Since this will be a chair seat, I use clamps here. It isn't always needed. I usually clamp my rub joints if I have to move them. I would leave it as is in the vise if not. Here I lightly apply one clamp, then lightly apply the other. Make sure the joint is still flush, then tighten it down.
Two clamps is plenty for this size of panel.

That's it!
Done. If you need to, remove the clamped assembly for storage while the glue dries. I'll leave this over night just to be on the safe side.

I think these panels turned out very nice, and the glue line isn't obvious. We'll see if it stays that way after I carve the seat, but I am hopeful. Normally, I wouldn't recommend a panel with an off-set glue line for a chair seat, but in this case it economizes material, and looks good (so far).

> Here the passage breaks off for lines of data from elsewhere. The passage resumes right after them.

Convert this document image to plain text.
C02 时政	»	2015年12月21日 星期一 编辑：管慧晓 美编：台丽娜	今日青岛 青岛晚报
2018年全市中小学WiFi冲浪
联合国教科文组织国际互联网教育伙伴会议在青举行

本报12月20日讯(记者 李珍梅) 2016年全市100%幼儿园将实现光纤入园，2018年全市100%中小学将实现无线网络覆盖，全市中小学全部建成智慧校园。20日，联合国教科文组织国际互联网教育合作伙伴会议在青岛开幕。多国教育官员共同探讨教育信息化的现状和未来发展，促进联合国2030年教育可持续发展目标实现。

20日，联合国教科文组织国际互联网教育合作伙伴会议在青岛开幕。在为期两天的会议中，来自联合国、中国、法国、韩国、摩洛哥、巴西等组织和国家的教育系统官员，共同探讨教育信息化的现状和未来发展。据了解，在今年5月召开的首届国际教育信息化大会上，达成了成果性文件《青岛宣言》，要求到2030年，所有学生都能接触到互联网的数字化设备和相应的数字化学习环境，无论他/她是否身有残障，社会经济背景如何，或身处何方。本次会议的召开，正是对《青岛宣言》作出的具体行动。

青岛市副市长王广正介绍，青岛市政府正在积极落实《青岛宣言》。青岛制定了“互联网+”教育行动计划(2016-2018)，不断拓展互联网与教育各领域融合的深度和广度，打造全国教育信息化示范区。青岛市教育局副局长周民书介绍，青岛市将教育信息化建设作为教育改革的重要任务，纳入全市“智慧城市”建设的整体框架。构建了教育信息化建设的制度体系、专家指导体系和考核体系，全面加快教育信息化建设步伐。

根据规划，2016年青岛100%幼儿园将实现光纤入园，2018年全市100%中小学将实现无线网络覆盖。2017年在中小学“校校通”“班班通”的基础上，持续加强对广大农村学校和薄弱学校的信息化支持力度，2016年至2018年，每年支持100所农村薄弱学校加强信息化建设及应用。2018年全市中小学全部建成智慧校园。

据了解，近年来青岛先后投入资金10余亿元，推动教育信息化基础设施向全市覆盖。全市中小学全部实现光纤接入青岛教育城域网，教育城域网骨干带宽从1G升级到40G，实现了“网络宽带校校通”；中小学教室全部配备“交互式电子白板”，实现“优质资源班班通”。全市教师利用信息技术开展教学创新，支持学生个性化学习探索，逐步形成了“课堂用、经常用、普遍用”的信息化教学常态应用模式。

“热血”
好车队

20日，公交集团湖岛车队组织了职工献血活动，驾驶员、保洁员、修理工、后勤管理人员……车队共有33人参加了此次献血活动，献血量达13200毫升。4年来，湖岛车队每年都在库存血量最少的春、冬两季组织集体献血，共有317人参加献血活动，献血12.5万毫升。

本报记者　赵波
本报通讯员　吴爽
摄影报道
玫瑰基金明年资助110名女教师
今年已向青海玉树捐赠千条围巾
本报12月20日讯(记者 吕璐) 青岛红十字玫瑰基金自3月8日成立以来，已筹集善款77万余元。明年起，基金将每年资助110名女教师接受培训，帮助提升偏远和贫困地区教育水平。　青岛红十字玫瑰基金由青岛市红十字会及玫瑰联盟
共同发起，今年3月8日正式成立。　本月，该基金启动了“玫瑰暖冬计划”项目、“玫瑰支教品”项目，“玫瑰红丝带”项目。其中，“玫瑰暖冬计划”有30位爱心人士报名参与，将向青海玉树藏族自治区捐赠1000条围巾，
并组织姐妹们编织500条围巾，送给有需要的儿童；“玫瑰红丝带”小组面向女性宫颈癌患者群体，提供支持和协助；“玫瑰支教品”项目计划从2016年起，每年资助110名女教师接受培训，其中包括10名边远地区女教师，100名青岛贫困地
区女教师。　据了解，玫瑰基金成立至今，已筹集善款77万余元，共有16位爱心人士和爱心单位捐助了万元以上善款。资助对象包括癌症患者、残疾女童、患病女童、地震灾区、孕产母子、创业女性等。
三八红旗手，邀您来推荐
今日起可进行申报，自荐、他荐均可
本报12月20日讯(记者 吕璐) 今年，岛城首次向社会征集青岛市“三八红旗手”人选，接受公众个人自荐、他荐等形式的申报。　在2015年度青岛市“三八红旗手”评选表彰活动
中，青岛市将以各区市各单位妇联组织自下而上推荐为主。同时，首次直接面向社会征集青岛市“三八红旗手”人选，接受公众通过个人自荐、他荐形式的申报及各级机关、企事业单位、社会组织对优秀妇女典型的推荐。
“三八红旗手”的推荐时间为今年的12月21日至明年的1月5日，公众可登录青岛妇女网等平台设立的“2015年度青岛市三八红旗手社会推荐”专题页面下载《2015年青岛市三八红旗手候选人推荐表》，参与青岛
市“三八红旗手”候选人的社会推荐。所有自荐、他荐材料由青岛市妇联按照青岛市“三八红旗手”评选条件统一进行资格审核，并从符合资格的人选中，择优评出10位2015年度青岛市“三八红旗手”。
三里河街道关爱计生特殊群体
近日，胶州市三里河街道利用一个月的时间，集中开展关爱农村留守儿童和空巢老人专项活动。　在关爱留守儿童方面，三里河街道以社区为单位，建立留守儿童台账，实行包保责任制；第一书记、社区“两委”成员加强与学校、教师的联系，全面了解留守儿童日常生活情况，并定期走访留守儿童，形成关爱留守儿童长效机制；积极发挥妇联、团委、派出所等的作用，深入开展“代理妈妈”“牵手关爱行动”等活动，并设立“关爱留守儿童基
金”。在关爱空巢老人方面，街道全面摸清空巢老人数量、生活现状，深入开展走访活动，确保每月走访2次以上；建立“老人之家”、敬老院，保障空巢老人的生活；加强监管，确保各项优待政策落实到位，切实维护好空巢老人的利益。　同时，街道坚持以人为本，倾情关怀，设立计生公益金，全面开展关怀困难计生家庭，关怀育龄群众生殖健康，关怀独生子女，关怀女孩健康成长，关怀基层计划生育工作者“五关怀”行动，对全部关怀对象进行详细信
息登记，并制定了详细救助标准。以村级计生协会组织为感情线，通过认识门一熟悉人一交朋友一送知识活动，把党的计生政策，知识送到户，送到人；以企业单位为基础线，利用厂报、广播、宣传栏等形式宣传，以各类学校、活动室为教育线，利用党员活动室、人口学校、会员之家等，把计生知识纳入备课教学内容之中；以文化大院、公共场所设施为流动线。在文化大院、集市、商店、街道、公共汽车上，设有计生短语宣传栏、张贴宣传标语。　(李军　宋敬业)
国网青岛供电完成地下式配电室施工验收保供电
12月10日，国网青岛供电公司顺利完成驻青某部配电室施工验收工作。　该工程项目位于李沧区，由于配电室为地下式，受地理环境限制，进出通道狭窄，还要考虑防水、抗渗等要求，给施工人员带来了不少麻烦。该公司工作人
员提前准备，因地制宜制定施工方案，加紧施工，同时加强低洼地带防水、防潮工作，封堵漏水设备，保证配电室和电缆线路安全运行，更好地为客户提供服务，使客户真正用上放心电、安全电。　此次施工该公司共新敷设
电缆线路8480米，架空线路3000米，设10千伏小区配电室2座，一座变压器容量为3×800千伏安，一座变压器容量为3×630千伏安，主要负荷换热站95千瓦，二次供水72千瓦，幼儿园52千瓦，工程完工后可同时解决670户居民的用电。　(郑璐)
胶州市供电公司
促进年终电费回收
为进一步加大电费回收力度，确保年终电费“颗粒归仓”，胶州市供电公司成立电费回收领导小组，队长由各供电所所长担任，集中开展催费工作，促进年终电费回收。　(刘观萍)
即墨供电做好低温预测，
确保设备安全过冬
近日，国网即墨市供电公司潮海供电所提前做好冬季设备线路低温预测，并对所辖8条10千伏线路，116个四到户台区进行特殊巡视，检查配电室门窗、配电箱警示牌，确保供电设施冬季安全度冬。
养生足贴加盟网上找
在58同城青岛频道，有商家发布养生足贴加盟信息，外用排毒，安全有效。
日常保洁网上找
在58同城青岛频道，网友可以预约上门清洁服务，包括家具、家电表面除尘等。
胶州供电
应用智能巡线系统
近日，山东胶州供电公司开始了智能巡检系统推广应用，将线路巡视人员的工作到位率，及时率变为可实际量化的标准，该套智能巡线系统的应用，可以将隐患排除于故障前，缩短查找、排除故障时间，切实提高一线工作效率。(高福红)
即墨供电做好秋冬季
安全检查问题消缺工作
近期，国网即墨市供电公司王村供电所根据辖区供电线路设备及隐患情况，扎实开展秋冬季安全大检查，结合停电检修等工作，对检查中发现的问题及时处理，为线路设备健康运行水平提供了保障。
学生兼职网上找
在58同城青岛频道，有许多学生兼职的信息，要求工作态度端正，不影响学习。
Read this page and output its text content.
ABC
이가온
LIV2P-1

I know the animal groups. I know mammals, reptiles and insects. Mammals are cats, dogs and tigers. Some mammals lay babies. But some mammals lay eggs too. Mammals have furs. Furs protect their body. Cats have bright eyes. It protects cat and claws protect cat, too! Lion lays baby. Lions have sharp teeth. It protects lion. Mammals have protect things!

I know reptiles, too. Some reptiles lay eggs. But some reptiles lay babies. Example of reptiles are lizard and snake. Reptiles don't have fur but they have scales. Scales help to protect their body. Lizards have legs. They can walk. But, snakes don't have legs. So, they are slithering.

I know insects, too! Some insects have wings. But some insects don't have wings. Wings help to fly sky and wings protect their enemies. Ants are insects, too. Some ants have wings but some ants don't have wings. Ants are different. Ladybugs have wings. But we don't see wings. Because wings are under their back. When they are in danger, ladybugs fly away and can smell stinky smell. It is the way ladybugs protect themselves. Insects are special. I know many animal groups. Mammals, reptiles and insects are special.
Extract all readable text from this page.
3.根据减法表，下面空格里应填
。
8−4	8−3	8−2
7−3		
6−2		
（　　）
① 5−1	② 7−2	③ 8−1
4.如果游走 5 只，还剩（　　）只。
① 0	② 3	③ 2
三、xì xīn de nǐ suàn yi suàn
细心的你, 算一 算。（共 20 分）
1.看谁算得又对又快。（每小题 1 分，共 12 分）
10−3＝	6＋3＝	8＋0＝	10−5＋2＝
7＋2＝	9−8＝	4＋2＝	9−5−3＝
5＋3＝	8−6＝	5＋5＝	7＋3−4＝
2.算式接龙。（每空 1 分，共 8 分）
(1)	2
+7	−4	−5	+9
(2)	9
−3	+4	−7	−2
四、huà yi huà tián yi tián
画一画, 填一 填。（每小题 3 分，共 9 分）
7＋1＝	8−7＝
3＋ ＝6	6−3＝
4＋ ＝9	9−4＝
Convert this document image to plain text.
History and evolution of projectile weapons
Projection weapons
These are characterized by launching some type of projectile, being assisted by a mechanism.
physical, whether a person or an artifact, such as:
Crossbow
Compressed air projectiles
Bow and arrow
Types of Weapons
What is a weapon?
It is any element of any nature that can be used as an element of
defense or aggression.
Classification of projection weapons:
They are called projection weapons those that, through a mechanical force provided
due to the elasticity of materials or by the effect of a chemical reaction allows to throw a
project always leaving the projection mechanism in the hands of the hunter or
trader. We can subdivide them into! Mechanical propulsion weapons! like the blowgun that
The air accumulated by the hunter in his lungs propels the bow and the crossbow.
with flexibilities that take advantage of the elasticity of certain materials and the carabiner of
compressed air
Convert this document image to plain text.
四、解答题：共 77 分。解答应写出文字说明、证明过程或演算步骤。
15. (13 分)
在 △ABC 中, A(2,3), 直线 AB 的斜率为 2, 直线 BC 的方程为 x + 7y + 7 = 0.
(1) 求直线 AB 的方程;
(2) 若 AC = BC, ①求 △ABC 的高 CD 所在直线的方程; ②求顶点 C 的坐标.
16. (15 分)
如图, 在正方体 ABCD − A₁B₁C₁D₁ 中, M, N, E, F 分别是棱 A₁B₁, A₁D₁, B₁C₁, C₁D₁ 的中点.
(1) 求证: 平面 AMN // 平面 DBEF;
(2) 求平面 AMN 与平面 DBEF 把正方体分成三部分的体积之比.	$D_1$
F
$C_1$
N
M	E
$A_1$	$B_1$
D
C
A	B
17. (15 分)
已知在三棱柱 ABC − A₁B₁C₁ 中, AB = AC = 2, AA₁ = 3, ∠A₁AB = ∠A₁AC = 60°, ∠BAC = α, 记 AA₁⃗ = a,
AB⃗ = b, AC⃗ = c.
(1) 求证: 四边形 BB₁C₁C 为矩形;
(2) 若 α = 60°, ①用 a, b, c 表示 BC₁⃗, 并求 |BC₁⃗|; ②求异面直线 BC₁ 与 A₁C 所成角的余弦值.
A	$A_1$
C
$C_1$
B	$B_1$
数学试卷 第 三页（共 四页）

  1. That piece of wood is simply gorgeous!
    Fish glue! but is the strength as good as hide glue?

    1. I haven't had a problem with it yet, however I haven't tried it on a chair seat before. I suppose we'll soon find out!

  2. Stunning! I'm not sure I can see a joint line on either seat. Can't wait to see this as it progresses.

    1. Hi Matt!

      The left one, I can't either. The right one I can if I get close to it. The lines in the last photo are both about 2/3 up from the bottom.

  3. Beautiful pieces of wood for sure...
    I think your plans to use epoxy and butterfly (if needed) should do the job nicely.
    Fish glue, i have no idea how strong it is??

    1. I've been using it for about a year or so. It seems to work a lot like liquid hide glue, except it sets up a little faster in my experience.

  4. So how did it go with the glue? I'd be interested to know whether it works so I know if I can use it in case I run out of the hide glue!